The World Happiness Report 2017 pointed out that while GDP related to the economic side of life was just one dimension – the output of goods and services, subjective well-being was a far more comprehensive measure of individual well-being taking into account various economic and non-economic concerns and aspirations that determine people's well-being.
Highlighting the growth and happiness in China during the period 1990-2015, the Report said that while GDP in China had multiplied over five-fold over the past quarter-century, subjective well-being over the same period fell for 15 years before starting a recovery process. It pointed out that its current levels were still, on average, less than a quarter of a century ago.

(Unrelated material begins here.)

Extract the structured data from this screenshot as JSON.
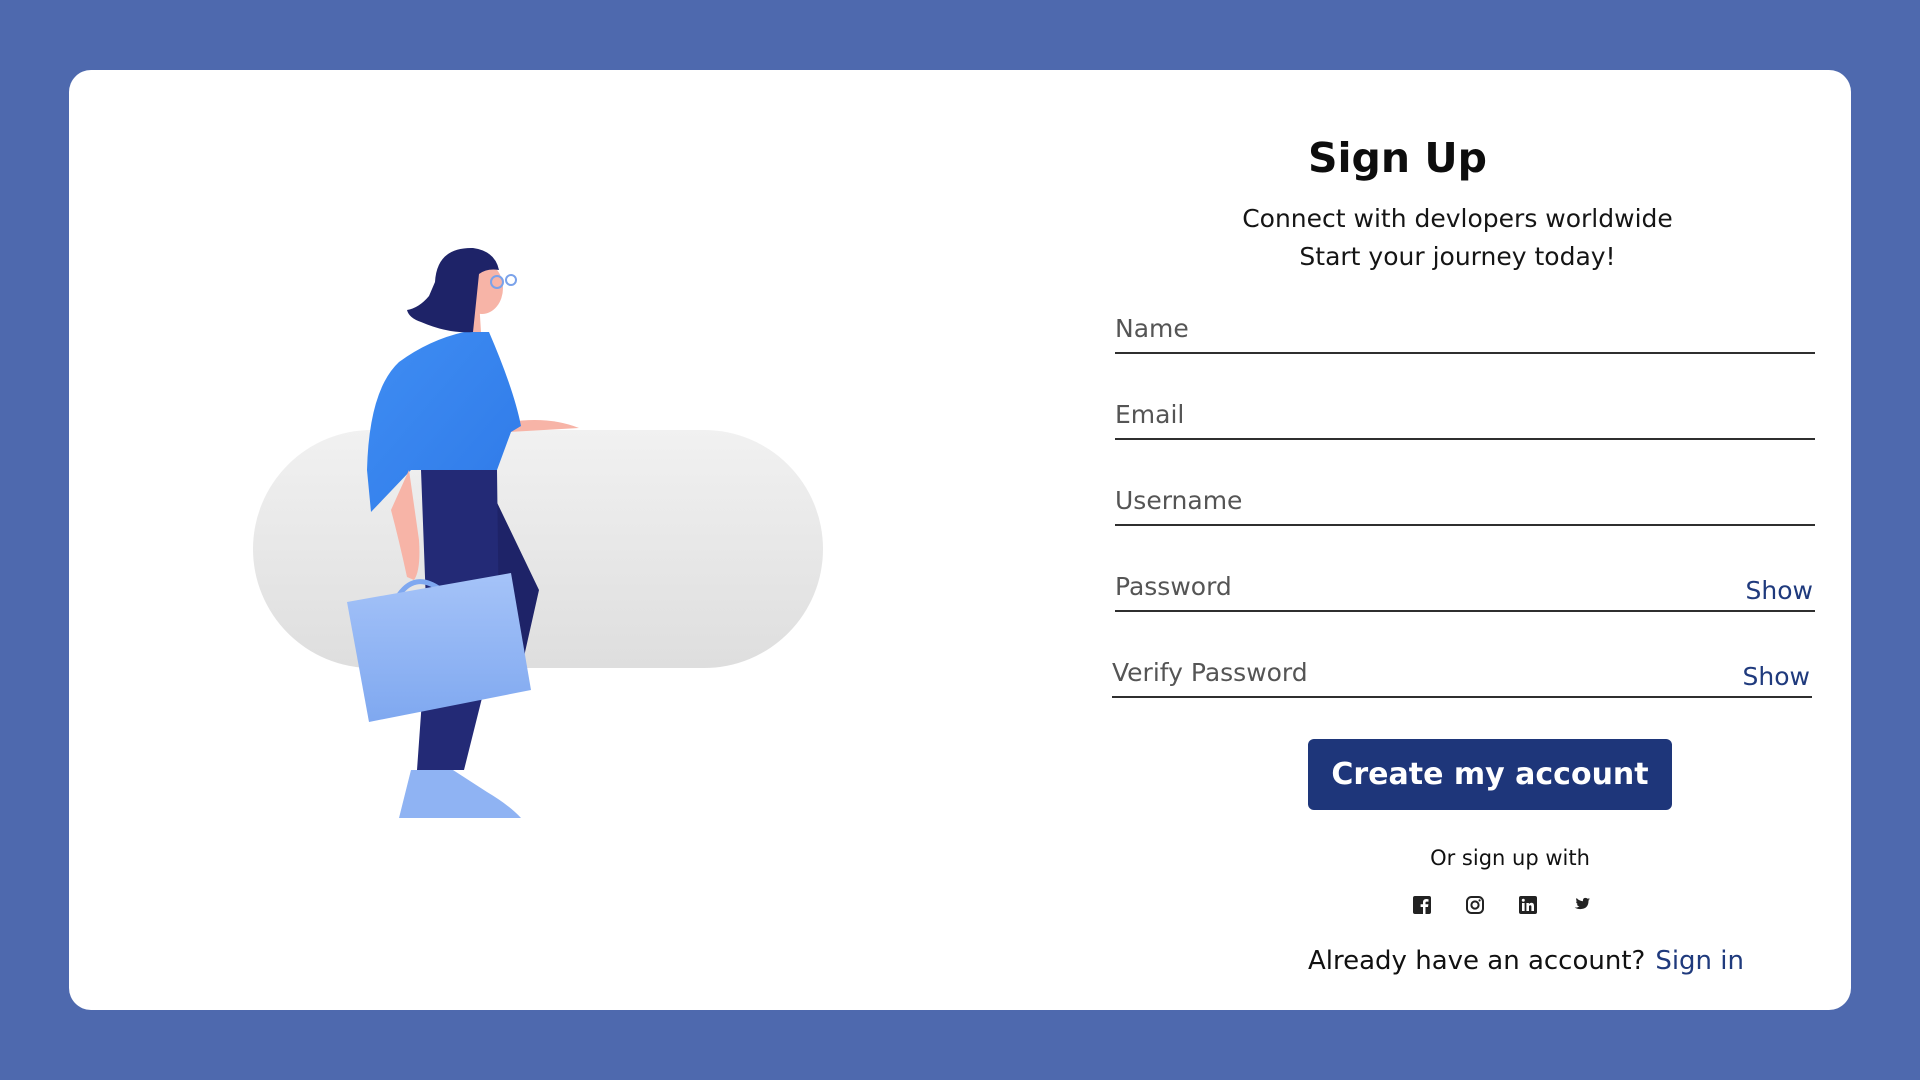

India, however, would rather not pay heed to the example of China cited in the Report considering that the country is striving to establish itself as an economic superpower. The government, at least it seems, is determined to implement just about any reform that could propel growth and help achieve that goal, at times even ignoring the well-being of people.
As opposed to the indifference towards the happiness rankings, the government had acted with remarkable alacrity during the last few years to improve the country's Doing Business rankings, which is released annually by the World Bank. The Doing Business Report investigates regulations that enhance business activity as well as those that constrain it, at the same time presenting quantitative indicators on business regulation and the protection of property rights that can be compared across a large number of economies over time. It measures aspects of regulation affecting several areas of the life of a business such as starting a business, dealing with construction permits, getting electricity, registering property, getting credit, protecting minority investors, paying taxes, trading across borders, enforcing contracts and resolving insolvency.

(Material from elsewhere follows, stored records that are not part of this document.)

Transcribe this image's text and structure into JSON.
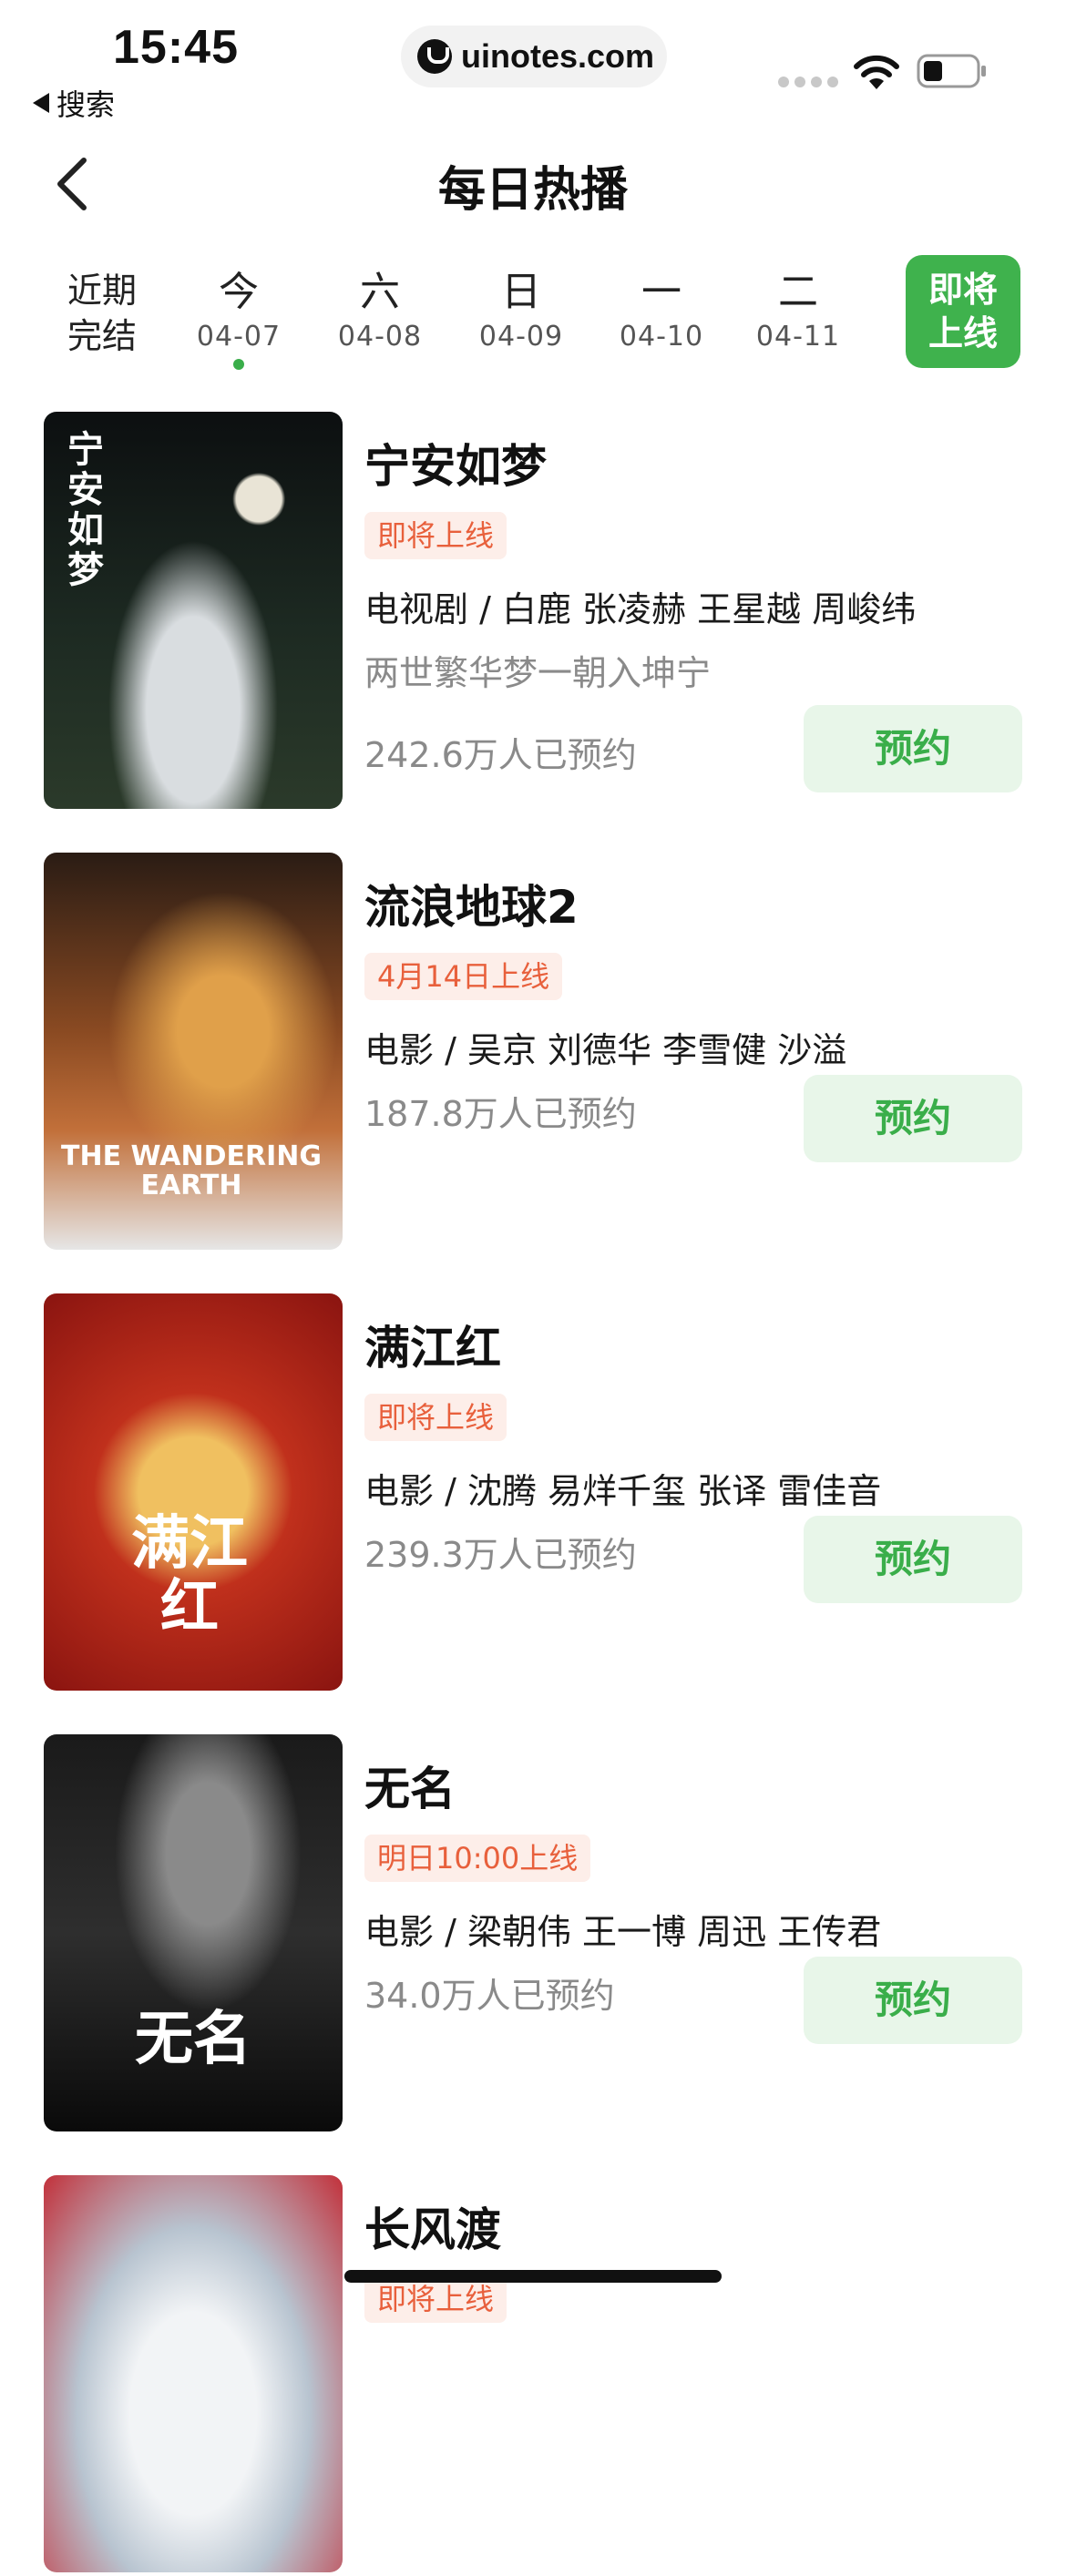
{
  "status_bar": {
    "time": "15:45",
    "back_app_label": "搜索",
    "url": "uinotes.com"
  },
  "nav": {
    "title": "每日热播"
  },
  "date_tabs": {
    "recent": {
      "line1": "近期",
      "line2": "完结"
    },
    "days": [
      {
        "weekday": "今",
        "date": "04-07",
        "selected": true
      },
      {
        "weekday": "六",
        "date": "04-08",
        "selected": false
      },
      {
        "weekday": "日",
        "date": "04-09",
        "selected": false
      },
      {
        "weekday": "一",
        "date": "04-10",
        "selected": false
      },
      {
        "weekday": "二",
        "date": "04-11",
        "selected": false
      }
    ],
    "upcoming": {
      "line1": "即将",
      "line2": "上线"
    }
  },
  "shows": [
    {
      "title": "宁安如梦",
      "badge": "即将上线",
      "meta": "电视剧 / 白鹿 张凌赫 王星越 周峻纬",
      "subtitle": "两世繁华梦一朝入坤宁",
      "count": "242.6万人已预约",
      "button": "预约",
      "poster_text": "宁安如梦"
    },
    {
      "title": "流浪地球2",
      "badge": "4月14日上线",
      "meta": "电影 / 吴京 刘德华 李雪健 沙溢",
      "subtitle": "",
      "count": "187.8万人已预约",
      "button": "预约",
      "poster_text": "THE WANDERING EARTH"
    },
    {
      "title": "满江红",
      "badge": "即将上线",
      "meta": "电影 / 沈腾 易烊千玺 张译 雷佳音",
      "subtitle": "",
      "count": "239.3万人已预约",
      "button": "预约",
      "poster_text": "满江红"
    },
    {
      "title": "无名",
      "badge": "明日10:00上线",
      "meta": "电影 / 梁朝伟 王一博 周迅 王传君",
      "subtitle": "",
      "count": "34.0万人已预约",
      "button": "预约",
      "poster_text": "无名"
    },
    {
      "title": "长风渡",
      "badge": "即将上线",
      "meta": "",
      "subtitle": "",
      "count": "",
      "button": "",
      "poster_text": ""
    }
  ],
  "colors": {
    "accent_green": "#3fb24d",
    "badge_text": "#e8603c",
    "badge_bg": "#fdeee9",
    "button_bg": "#e8f6e9"
  }
}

The Doing Business 2018 Report ranked India at 100 out of a total of 190 economies for ease of doing business, a major improvement over the 130th place that the country had secured in the previous year's Report. India is also mentioned among 10 economies that had improved the most in areas measured by Doing Business in the latest Report.
It may be recalled that following the release of the Doing Business 2017 Report, the Ministry of Commerce had pointed out that several of the government's reforms were not acknowledged in it because of methodological reasons.

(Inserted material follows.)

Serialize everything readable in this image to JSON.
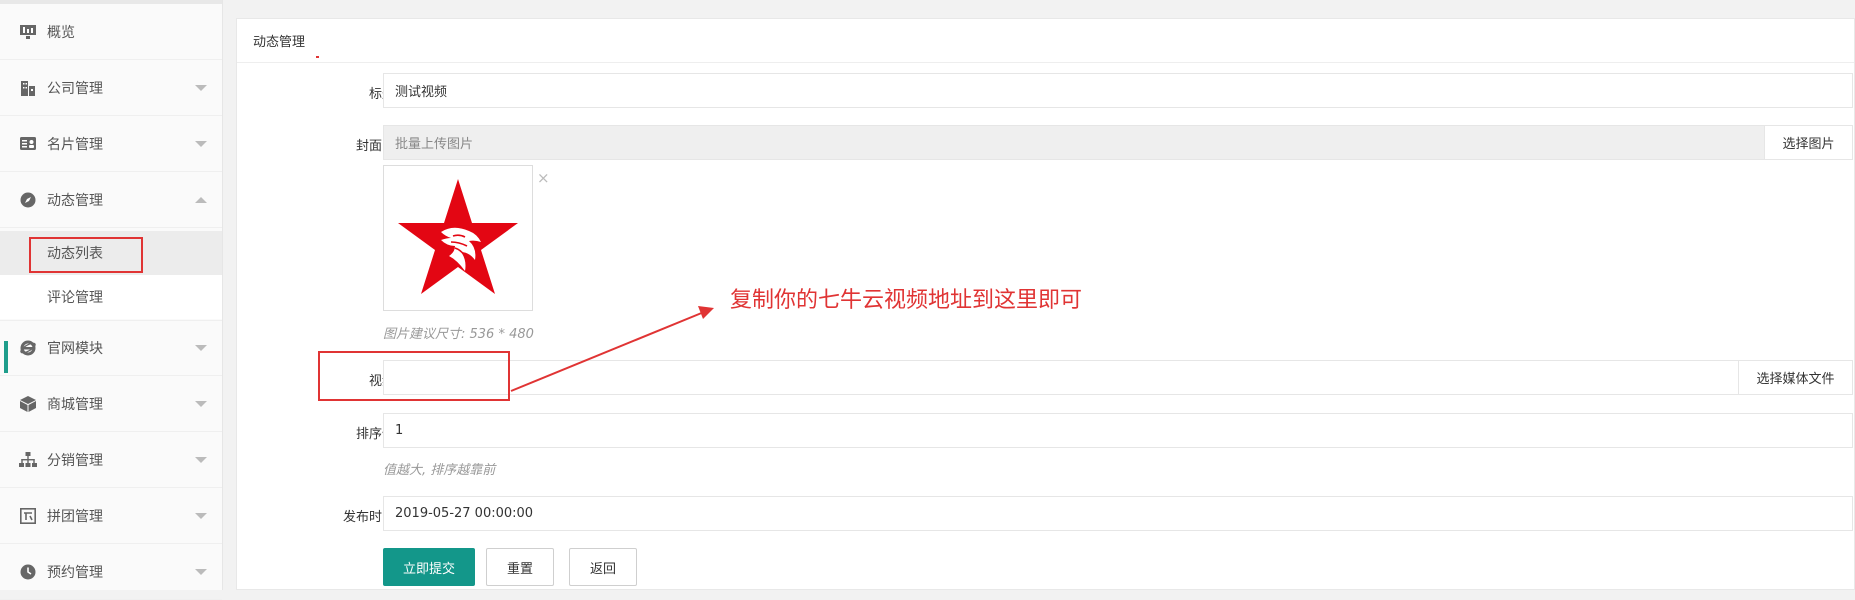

No matter what, it can't be denied that the large-scale structural reforms implemented by the present government at the Centre actually led to improvement in India's Ease of Doing Business rankings. It is also quite understandable that the country is now aiming to be included among the top 50 economies for Ease of Doing Business in the coming years, given that it would help scale higher economic growth. However, the question that comes to mind is whether the resulting growth would be sustainable, inclusive and equitable, and lead to rapid poverty eradication. More importantly, would it enhance the happiness and well-being of citizens? It is time the government recognied the happiness of its citizens as the true measure of social and economic progress.